İstatistikleri bir tarafa bırakırsak, Koronavirüs salgını etrafından oluşturulan yaş odaklı söylem ve bu hastalığı "yaşlı insanların hastalığı" olarak göstermek pek çok negatif psikolojik sonuçlara yol açabilir. Bu söylemler yaşlı insanların zayıf ve kırılgan oldukları yönünde basmakalıp inanışları besleyebilir. Doğru olmasa dahi bu basmakalıp inançlar kendini gerçekleştiren kehanettir, yani yaşlı insanların kendine olan güvenlerini zedeleyebilir. Psikolojide de bu durum beklenti etkisi (pygmalion effect) olarak adlandırılır. Beklenti etkisine göre bireyler kendilerinden beklenilenlere göre kendilerine olan inançlarını ve kendi davranışlarını değiştirir. 65 yaş ve üzeri bireyleri "zayıf, kırılgan, savunmasız" diye yaftalarsak bu kişileri bu sıfatlara inanmaya yöneltmiş oluruz. Bu durumda onları üzgün, depresif, isteksiz ve kendine daha az güvenen bir ruh hali içine itebiliriz.

Beklenti etkisinin yanı sıra,  yaşa dayalı yaftalama, içinde bulunduğumuz Koronavirüs salgını sürecinde daha yıkıcı ve düşmanca söylemlere de yol açabilir. ABD başkanı Donald Trump'ın defalarca "Çin virüsü" demesinin yaygın bir yabancı düşmanlığına ve Asya kökenli Amerikalıları aşağılanmasına yol açtığı gibi, "bu hastalık yaşlı insanları etkileyecek" söylemi de toplumda yaşlılara karşı negatif tutumlara yol açabilir. Yaş ayırımcılığının en son örneğini geçen hafta Teksas eyaleti vali yardımcısı Dan Patrick gösterdi. Vali yardımcısı Patrick yaşlı Amerikalılardan çocuklarının ve torunlarının iyiliği için kendi başlarının çaresine bakarak "kendilerini feda etmelerini" ve böylece "ekonomik vatanseverlik" yapmalarını ima etti. Bu tür söylemler yaşlı insanları hedef alarak onların ölümünün ülke için daha iyi olabileceğini ima ediyor. Eğer hastalıkla yaşlı insan arasında bağ kurma çılgınlığına devam edersek gelecekte bu tür söylemler daha yaygın hale gelebilir.

Tüm vatandaşların hareket özgürlüğünü kısıtlamak yerine sadece bir grup insanın (bizim durumumuzda 65 yaş ve üzeri ve cuma günü alınan yeni tedbirlerle 20 yaş altı) insanları kısıtlamak Türkiye gibi yaşlı nesil ile genç neslin aynı çatı altında yaşadığı toplumlarda epidemiyoloji (salgın hastalık bilimi) açısından çok anlamlı değil. Evdeki 65 yaş üstü bir ya da iki hane halkı dışarı çıkamazken 20 yaş üzeri genç hane halkının dışarı çıkıp virüsü kapıp eve getirmesi bu kısıtlamayı anlamsız hale getiriyor. Bu virüsün evin kapısından içeri girememesi söz konusu değil. Halk sağlığı uzmanları bu virüsle en etkili şekilde mücadele etmek için zorunlu minimum personel dışında tüm toplumun hareketini kısıtlamak gerektiğini ısrarla vurguluyor. Toplumun büyük çoğunluğu özgürce gezinirken küçük bir kesimin izolasyonu bu virüsün yayılmasının önlenmesinin önüne geçemeyecek.
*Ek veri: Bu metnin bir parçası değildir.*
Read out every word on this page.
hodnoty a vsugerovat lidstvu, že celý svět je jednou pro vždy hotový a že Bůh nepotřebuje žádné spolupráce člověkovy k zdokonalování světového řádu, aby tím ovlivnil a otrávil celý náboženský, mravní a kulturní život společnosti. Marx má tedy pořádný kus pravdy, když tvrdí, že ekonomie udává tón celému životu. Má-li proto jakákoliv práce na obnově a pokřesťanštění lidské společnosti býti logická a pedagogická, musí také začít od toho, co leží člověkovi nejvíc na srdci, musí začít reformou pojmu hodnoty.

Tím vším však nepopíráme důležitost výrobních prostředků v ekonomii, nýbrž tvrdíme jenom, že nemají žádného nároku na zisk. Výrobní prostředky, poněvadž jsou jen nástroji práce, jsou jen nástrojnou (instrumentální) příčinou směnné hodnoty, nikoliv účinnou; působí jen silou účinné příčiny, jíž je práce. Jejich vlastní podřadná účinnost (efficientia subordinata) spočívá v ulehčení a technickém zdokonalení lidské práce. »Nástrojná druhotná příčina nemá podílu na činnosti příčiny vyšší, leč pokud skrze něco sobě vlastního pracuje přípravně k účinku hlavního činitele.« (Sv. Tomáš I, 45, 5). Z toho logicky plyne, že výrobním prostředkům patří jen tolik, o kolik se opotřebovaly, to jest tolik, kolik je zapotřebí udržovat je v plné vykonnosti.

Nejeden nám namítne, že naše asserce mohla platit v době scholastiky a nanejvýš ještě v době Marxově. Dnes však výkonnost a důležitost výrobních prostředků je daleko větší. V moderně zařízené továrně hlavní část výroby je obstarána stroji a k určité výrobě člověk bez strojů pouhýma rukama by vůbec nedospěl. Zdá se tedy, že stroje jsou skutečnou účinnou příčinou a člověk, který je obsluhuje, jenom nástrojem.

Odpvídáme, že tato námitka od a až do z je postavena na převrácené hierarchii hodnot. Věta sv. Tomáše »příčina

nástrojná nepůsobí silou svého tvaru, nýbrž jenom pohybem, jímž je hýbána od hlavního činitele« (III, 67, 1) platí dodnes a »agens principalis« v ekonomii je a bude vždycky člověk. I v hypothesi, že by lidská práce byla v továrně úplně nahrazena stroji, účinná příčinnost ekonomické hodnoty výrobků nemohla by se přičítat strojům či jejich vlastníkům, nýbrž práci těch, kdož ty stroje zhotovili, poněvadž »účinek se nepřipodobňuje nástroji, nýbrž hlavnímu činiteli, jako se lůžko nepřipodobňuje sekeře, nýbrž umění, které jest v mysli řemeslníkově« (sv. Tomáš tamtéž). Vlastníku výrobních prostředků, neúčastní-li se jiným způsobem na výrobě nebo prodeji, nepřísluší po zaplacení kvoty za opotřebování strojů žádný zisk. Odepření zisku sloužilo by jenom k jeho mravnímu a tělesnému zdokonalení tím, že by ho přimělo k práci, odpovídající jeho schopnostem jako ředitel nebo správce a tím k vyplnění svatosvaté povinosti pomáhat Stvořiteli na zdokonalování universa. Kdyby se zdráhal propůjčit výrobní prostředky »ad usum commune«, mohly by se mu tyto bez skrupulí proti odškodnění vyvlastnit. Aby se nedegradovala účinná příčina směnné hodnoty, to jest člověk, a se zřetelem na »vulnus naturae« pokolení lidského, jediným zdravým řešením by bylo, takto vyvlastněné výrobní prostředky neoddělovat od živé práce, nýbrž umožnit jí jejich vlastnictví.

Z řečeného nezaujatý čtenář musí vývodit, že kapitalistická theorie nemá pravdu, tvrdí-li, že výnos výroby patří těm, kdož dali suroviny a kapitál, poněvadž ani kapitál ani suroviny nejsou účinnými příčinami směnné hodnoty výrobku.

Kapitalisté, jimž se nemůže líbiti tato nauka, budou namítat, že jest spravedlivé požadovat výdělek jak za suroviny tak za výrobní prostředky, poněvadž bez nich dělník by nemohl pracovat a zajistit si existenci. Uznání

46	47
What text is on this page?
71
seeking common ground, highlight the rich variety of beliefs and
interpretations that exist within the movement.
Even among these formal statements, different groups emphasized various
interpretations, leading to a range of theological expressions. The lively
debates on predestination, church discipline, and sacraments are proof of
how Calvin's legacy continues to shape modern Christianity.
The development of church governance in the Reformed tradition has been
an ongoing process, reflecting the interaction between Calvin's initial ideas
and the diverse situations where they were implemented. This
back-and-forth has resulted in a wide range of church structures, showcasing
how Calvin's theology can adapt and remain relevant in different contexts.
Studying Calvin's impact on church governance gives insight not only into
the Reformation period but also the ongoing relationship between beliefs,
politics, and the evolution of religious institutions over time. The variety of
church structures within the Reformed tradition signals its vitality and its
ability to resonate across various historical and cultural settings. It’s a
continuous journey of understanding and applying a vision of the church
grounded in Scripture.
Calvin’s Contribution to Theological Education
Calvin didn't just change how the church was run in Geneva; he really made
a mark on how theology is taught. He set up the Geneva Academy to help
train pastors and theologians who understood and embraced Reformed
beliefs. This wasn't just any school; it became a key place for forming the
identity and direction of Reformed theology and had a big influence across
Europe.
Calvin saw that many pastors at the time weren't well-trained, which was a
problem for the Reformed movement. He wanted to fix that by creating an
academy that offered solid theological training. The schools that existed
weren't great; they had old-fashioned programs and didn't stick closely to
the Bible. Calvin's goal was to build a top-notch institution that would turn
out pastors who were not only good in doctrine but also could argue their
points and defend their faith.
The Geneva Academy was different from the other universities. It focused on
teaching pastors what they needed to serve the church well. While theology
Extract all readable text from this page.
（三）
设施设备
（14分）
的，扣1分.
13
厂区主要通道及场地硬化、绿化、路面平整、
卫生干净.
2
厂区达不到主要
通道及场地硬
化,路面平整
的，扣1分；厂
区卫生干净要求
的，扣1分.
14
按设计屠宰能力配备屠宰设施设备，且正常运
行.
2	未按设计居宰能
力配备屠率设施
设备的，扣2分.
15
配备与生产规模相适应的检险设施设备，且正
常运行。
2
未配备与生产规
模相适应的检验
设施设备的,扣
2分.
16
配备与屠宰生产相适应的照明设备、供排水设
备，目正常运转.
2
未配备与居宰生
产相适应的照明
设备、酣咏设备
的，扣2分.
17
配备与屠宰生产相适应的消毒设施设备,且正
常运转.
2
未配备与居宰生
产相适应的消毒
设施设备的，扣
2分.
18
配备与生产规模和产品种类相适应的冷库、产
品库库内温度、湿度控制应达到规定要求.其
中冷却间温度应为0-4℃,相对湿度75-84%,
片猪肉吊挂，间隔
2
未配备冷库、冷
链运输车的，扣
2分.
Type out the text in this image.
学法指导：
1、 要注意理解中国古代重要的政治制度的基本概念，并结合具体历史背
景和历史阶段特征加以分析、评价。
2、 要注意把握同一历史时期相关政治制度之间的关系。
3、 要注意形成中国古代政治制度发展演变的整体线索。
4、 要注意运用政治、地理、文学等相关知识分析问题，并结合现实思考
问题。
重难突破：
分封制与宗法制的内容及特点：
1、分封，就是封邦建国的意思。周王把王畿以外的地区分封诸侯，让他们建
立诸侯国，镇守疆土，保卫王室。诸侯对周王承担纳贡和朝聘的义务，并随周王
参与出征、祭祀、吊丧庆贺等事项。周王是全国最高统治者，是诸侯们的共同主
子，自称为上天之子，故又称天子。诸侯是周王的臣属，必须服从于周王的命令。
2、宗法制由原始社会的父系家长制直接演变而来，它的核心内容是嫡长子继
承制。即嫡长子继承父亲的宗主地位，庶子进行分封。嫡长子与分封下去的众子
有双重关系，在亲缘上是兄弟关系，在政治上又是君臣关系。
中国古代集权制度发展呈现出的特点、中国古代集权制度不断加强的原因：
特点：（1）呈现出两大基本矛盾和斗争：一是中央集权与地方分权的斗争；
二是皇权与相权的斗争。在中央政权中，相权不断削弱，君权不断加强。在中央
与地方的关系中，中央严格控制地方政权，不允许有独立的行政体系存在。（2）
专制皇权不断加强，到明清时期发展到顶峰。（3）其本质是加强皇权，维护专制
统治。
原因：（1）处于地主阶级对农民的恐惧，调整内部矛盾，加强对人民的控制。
Son olarak istatistik, psikoloji ve salgın hastalık bilimleri açısından bakıldığında sadece yaşlı nüfusu hedef alan hareket kısıtlaması ve hastalıkla yaşlılık arasında bağ kurma eğiliminin kimseye fayda sağlamayacağı ortadadır. Ancak buradan her yaş ayırımcılığının negatif olduğu sonucuna varılmamalıdır. Pozitif yaş ayırımcılığına örnek olarak toplumun genelinin sağlığını korumak adına Birleşik Krallık 'ta uygulanan 70 yaş ve üzeri vatandaşların öncelikli alışveriş saatleri gösterilebilir. Kurumsal ve sosyal politikalar herhangi bir yaş grubuna karşı önyargılı olmamayı gerektirir. Korona virüs yaş ayırımcılığı yapmazken biz neden yapalım ki?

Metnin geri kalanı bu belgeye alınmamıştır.